No one questions whether hospitals are essential, particularly in the age of COVID-19.
Yet, we need to look deeper at the macro economy that supports these institutions.
Hospitals are not standalone, self-sufficient villages. Like all businesses, they are connected to a global economy.
For a medical center to run, it needs physicians and staff, and these employees rely on a complex support system to keep them working.
That system involves countless additional workers, and all of these need to be supported both physically and emotionally.
In modern medicine, physicians and nurses are dependent upon computer technology for everything from charting to diagnostics.
All of this is supported by information technology (IT) professionals who in turn are supported by other IT firms, which need support from folks in Silicon Valley.
Each person along this chain also needs support at a more local and practical level from friends and family.
On another front, hospitals need new supplies and equipment almost daily. This involves factories filled with machines and workers.
The machines need mechanics to keep them running, which leads to the need for additional parts and equipment. Just like IT professionals, factory workers and mechanics putting in extra hours have personal needs as well.
Many employees whose work makes it possible for hospital systems to function need childcare.
Others need their cars repaired so they can get to work. Some even need help with cooking and cleaning due to long hours on the job.

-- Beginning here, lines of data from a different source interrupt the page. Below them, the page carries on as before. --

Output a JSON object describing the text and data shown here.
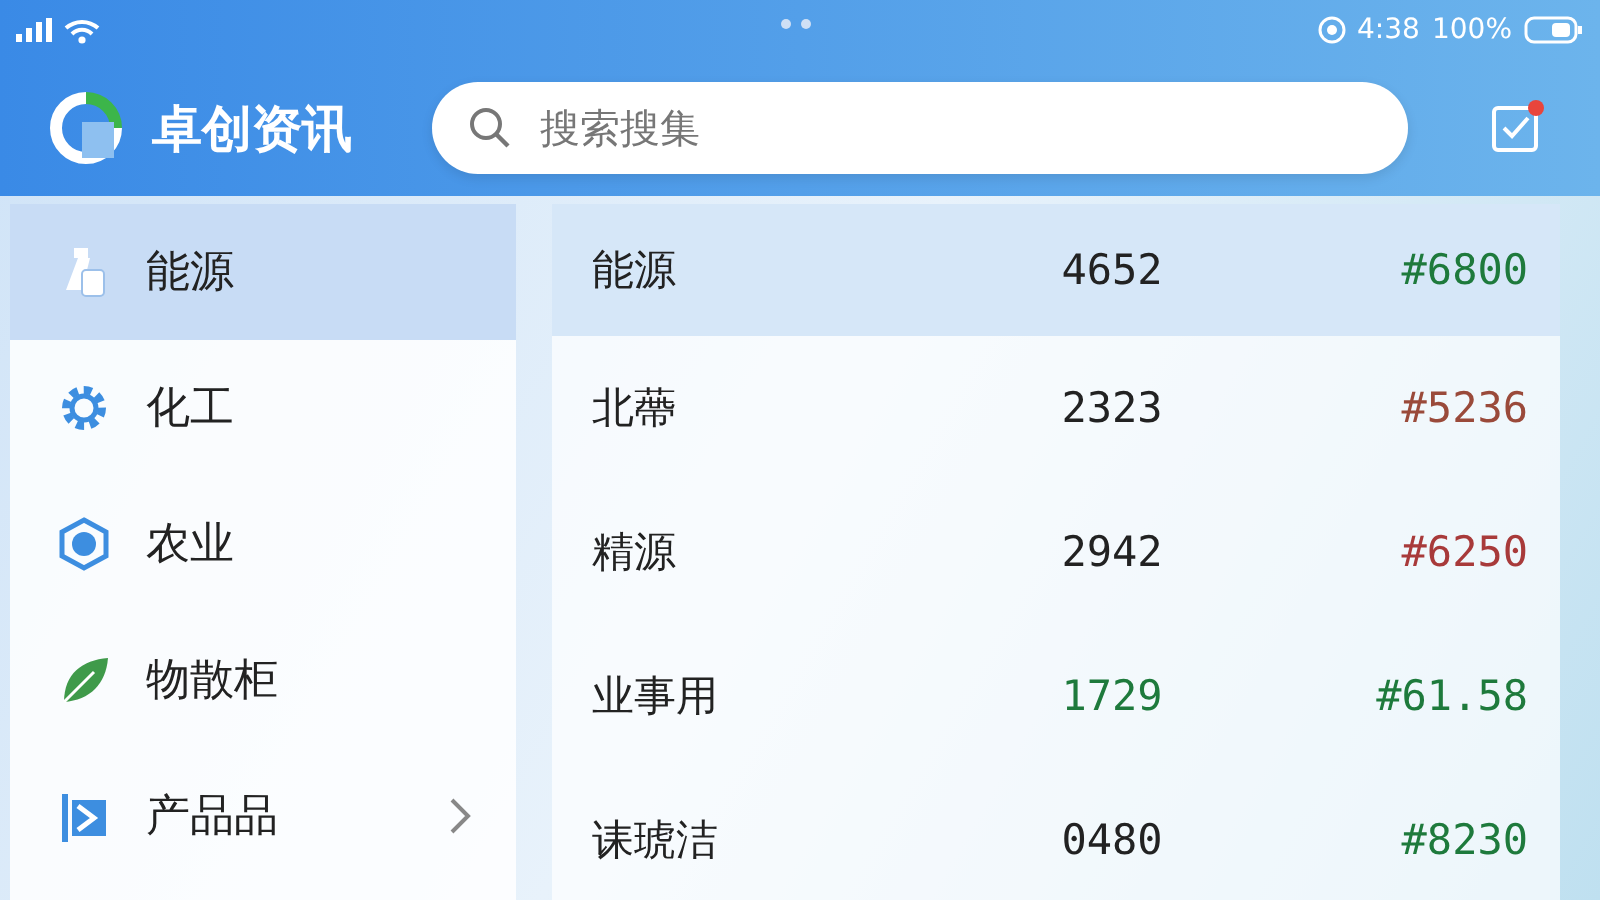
{
  "status_bar": {
    "time": "4:38",
    "battery": "100%"
  },
  "header": {
    "title": "卓创资讯",
    "search": {
      "placeholder": "搜索搜集"
    },
    "notification": true
  },
  "sidebar": {
    "items": [
      {
        "label": "能源",
        "selected": true,
        "has_submenu": false
      },
      {
        "label": "化工",
        "selected": false,
        "has_submenu": false
      },
      {
        "label": "农业",
        "selected": false,
        "has_submenu": false
      },
      {
        "label": "物散柜",
        "selected": false,
        "has_submenu": false
      },
      {
        "label": "产品品",
        "selected": false,
        "has_submenu": true
      }
    ]
  },
  "list": {
    "rows": [
      {
        "name": "能源",
        "value": {
          "text": "4652",
          "color": "#222222"
        },
        "price": {
          "text": "#6800",
          "color": "#1e7a3c"
        },
        "selected": true
      },
      {
        "name": "北蔕",
        "value": {
          "text": "2323",
          "color": "#222222"
        },
        "price": {
          "text": "#5236",
          "color": "#9a4a3a"
        },
        "selected": false
      },
      {
        "name": "精源",
        "value": {
          "text": "2942",
          "color": "#222222"
        },
        "price": {
          "text": "#6250",
          "color": "#a83a3a"
        },
        "selected": false
      },
      {
        "name": "业事用",
        "value": {
          "text": "1729",
          "color": "#1e7a3c"
        },
        "price": {
          "text": "#61.58",
          "color": "#1e7a3c"
        },
        "selected": false
      },
      {
        "name": "诔琥洁",
        "value": {
          "text": "0480",
          "color": "#222222"
        },
        "price": {
          "text": "#8230",
          "color": "#1e7a3c"
        },
        "selected": false
      }
    ]
  }
}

This need for support creates a giant chain of essential workers who enable health care professionals to keep healing the sick and who make it possible for these workers to continue making the necessary supplies for health care systems to function.
Each and every one of these citizens have the same basic needs. Beyond food, oxygen and water, all human beings need connection, security and purpose.
We need interaction with other flesh and blood human beings, so physical distancing is not a normal human activity. It is unnatural and has been taking an emotional toll on society.
In like manner, human beings need a sense of security – to feel like we are in control of our environment.
Even as states across the United States (and countries around the world) begin slowly to reopen their economies, government officials are unable to tell us when life will get back to normal, or if life will ever get back to what it was before the pandemic.
Historically, society bands together in order to mediate feelings of instability. Churches and civic organizations are among the institutions that have fulfilled this need in the past.
Due to COVID-19, community groups are unable to meet in person, so this support is taking place virtually.
This pandemic has changed the way we think about meeting together, requiring innovations and approaches that might need to continue for the foreseeable future.
Finally, humans need a sense of purpose. It is not enough that we have food, water and shelter. We need something to do and we need to know why we are doing it.
One of the deepest philosophical questions that all people wrestle with regardless of culture is “Why am I here?” and “What is my purpose?” It is difficult to see how one contributes to society when you are stuck at home.
We all have these basic needs, so the longer society stays shut down, the more likely we will see a rise in anxiety and depression, which will lead to even more social problems.
This is not a call to reopen the economy too quickly, but simply an observation that we must be aware of our collective reality and be attentive to the various needs arising from the public health restrictions.
As the fabric of society has been stretched thin, we have seen how the very mechanisms that support health care workers could cease to function and the means of production greatly diminished.
At a certain point, this would affect the country’s ability to fight COVID-19 and future pandemics.
While some will think I am melodramatic, we need to realize long-term consequences exist to dialing society down for an extended period of time.
Modern societies are a complex mesh of interconnected supply chains and support systems that cannot stop without consequences.
We may try to act as if we are self-sufficient but, in reality, every human being on the planet is dependent upon other human beings for basic support.
One of the lessons we are learning from the COVID-19 pandemic is that we are dependent upon each other for support and identity.
Physical distancing strategies, while necessary at times like these, remove our ability to experience in-person human connectedness.
This necessitates that we continue to reflect on how we can balance the need to promote public health and meet our innate need for human interaction.
As we approach the summer and consider what might await us this fall, we need to remember how interconnected society is.
Just like hospitals, our lives are vast networks of support that keep us moving forward.
These networks cannot be ignored or forgotten without significant consequences.
As we continue to fight COVID-19 and prepare for the projected increase of cases in the fall, we must keep in mind the human need for interconnectedness and figure out how to protect it during future outbreaks.